SUFP, which ran from 2012 to 2016, expanded access to modern family planning methods by mobilizing communities, building service delivery capacity in public health facilities, and strengthening commodity distribution in targeted districts. The project, working through the Ministry of Health, also trained 462 health care providers in long-term FP methods, reaching a total of 578,241 health centers by the project’s end in 2016.
These programmatic achievements led to an additional 295,104 women and girls to use FP. This generated a total of 578,241 couple years protection (CYP), an estimate of how long couples using modern contraception could avoid accidental pregnancies.
Abt also is leading the follow-on project, SUFP II, which is working to institutionalize the SUFP model in Zambia and support its implementation in new provinces and districts. The expected outcomes are the full ownership and implementation of the SUFP model by the Ministry of Health, and significant contribution towards achievement of the FP2020 targets.

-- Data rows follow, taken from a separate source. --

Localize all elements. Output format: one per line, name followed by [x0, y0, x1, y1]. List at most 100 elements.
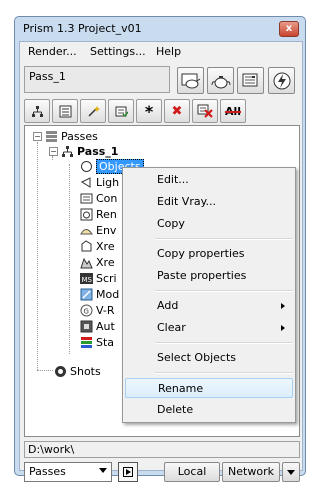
render-view-button[interactable]	[177, 67, 204, 94]
play-button[interactable]	[118, 462, 138, 482]
chevron-down-icon	[287, 470, 295, 475]
delete-all-button[interactable]: All	[220, 99, 246, 123]
tree-node-con[interactable]: Con	[80, 190, 117, 206]
render-options-button[interactable]	[282, 462, 300, 482]
menu-item-clear-label: Clear	[157, 321, 186, 334]
collapse-icon[interactable]: −	[49, 146, 58, 156]
vray-icon: G	[80, 304, 93, 316]
render-settings-icon	[242, 73, 257, 86]
menu-render[interactable]: Render...	[28, 45, 77, 58]
list-check-icon	[115, 106, 128, 117]
menu-item-add[interactable]: Add	[125, 296, 293, 316]
tree-node-label: Sta	[96, 335, 115, 349]
tree-node-xref2[interactable]: Xre	[80, 254, 115, 270]
tree-node-auto[interactable]: Aut	[80, 318, 115, 334]
tree-node-passes-label: Passes	[61, 129, 98, 143]
path-field[interactable]: D:\work\	[24, 441, 300, 458]
tree-node-vray[interactable]: G V-R	[80, 302, 115, 318]
hierarchy-icon	[62, 145, 73, 157]
mode-select[interactable]: Passes	[24, 462, 112, 482]
tree-node-shots[interactable]: Shots	[54, 363, 101, 379]
tree-node-label: Xre	[96, 255, 115, 269]
light-icon	[80, 176, 91, 188]
menu-item-clear[interactable]: Clear	[125, 318, 293, 338]
teapot-icon	[211, 75, 230, 88]
teapot-button[interactable]	[207, 67, 234, 94]
tree-node-label: Aut	[96, 319, 115, 333]
tree-node-env[interactable]: Env	[80, 222, 116, 238]
asterisk-icon: *	[144, 101, 154, 121]
delete-x-icon: ✖	[171, 103, 183, 119]
current-pass-field[interactable]: Pass_1	[24, 66, 170, 93]
asterisk-button[interactable]: *	[136, 99, 162, 123]
chevron-right-icon	[281, 303, 285, 309]
svg-text:MS: MS	[82, 276, 93, 284]
tree-node-ren[interactable]: Ren	[80, 206, 117, 222]
delete-selected-button[interactable]	[192, 99, 218, 123]
list-check-button[interactable]	[108, 99, 134, 123]
lightning-icon	[273, 72, 290, 89]
tree-node-label: Env	[96, 223, 117, 237]
menu-separator	[155, 290, 293, 292]
delete-selected-icon	[197, 104, 213, 118]
collapse-icon[interactable]: −	[33, 131, 42, 141]
menu-item-edit[interactable]: Edit...	[125, 170, 293, 190]
script-icon: MS	[80, 272, 93, 284]
tree-node-label: Ren	[96, 207, 117, 221]
play-icon	[123, 467, 133, 477]
render-icon	[80, 208, 93, 220]
bottom-bar: Passes Local Network	[24, 462, 300, 484]
local-render-button[interactable]: Local	[164, 462, 220, 482]
menu-separator	[155, 238, 293, 240]
mode-select-value: Passes	[29, 465, 66, 478]
lightning-button[interactable]	[268, 67, 295, 94]
delete-all-icon: All	[224, 104, 242, 118]
close-button[interactable]: x	[279, 21, 299, 37]
tree-node-xref1[interactable]: Xre	[80, 238, 115, 254]
hierarchy-icon	[31, 105, 43, 117]
menu-item-paste-properties[interactable]: Paste properties	[125, 266, 293, 286]
network-render-button[interactable]: Network	[222, 462, 280, 482]
tree-node-pass-label: Pass_1	[77, 144, 119, 158]
xref-icon	[81, 239, 92, 251]
menu-help[interactable]: Help	[156, 45, 181, 58]
environment-icon	[80, 228, 93, 234]
hierarchy-button[interactable]	[24, 99, 50, 123]
tree-node-scripts[interactable]: MS Scri	[80, 270, 117, 286]
menu-item-rename[interactable]: Rename	[125, 378, 293, 398]
wand-icon	[87, 105, 100, 117]
tree-node-label: V-R	[96, 303, 115, 317]
tree-node-shots-label: Shots	[70, 364, 101, 378]
menu-item-delete[interactable]: Delete	[125, 400, 293, 420]
wand-button[interactable]	[80, 99, 106, 123]
menu-separator	[155, 342, 293, 344]
tree-node-label: Scri	[96, 271, 117, 285]
menu-item-select-objects[interactable]: Select Objects	[125, 348, 293, 368]
tree-node-passes[interactable]: − Passes	[33, 128, 98, 144]
menu-bar: Render... Settings... Help	[20, 42, 302, 62]
modifier-icon	[80, 288, 93, 300]
render-settings-button[interactable]	[237, 67, 264, 94]
menu-item-copy[interactable]: Copy	[125, 214, 293, 234]
window-title: Prism 1.3 Project_v01	[23, 22, 142, 35]
shots-icon	[55, 365, 66, 377]
chevron-down-icon	[99, 468, 107, 473]
tree-node-pass[interactable]: − Pass_1	[49, 143, 118, 159]
menu-separator	[155, 372, 293, 374]
object-circle-icon	[81, 160, 92, 172]
delete-x-button[interactable]: ✖	[164, 99, 190, 123]
title-bar[interactable]: Prism 1.3 Project_v01 x	[15, 17, 305, 41]
tree-node-label: Mod	[96, 287, 120, 301]
context-menu: Edit... Edit Vray... Copy Copy propertie…	[122, 167, 296, 423]
tree-node-state[interactable]: Sta	[80, 334, 114, 350]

Abt-led projects in Zambia
• Zambia Integrated Health Package (ZIHP) 1999-2004
• Health Services and Systems Program (HSSP) 2004-2010
• Zambia Integrated Systems Strengthening Program (ZISSP) 2010-2014
• Strengthening Health Outcomes through the Private Sector (SHOPS) project 2010-2013
• AgResults 2013-2019
• President's Malaria Initiative Africa Indoor Residual Spraying (PMI AIRS) project 2014-present
• Systems for Better Health (SBH) project 2015-present
Evaluating Innovative Agricultural Pilot Projects to Improve Nutrition
Approximately 870 million people around the world were chronically undernourished in 2012, partly because agricultural markets in many developing countries are underdeveloped or non-existent. This lack of markets limits private investment and slows technological innovation.
AgResults is a $118 million multilateral initiative addressing this gap through the use of pull mechanisms: Results-based incentives for private companies to develop and expand agricultural innovations that promote food security and benefit smallholder farmers.
Abt, the external evaluator for the AgResults initiative, is in charge of generating lessons learned on the use of pull mechanism to achieve agriculture development objectives. Abt is assessing the effectiveness of six AgResults pilot projects as well as the initiative as a whole, which is funded by Australia, Canada, the U.K., the U.S., and the Bill & Melinda Gates Foundation.
The Zambia Biofortified Maize Pilot is designed to spur the development of a market for bio-fortified provitamin A (PVA) maize by providing incentives to commercial millers and seed companies. The Abt-led evaluation is assessing the effect of the pilot on market development, smallholder production of PVA maize, and consumption of PVA maize in urban and rural areas alike. The AgResults evaluation team includes staff from across Abt plus outside experts, and has collected data from 11 Zambian districts since 2014.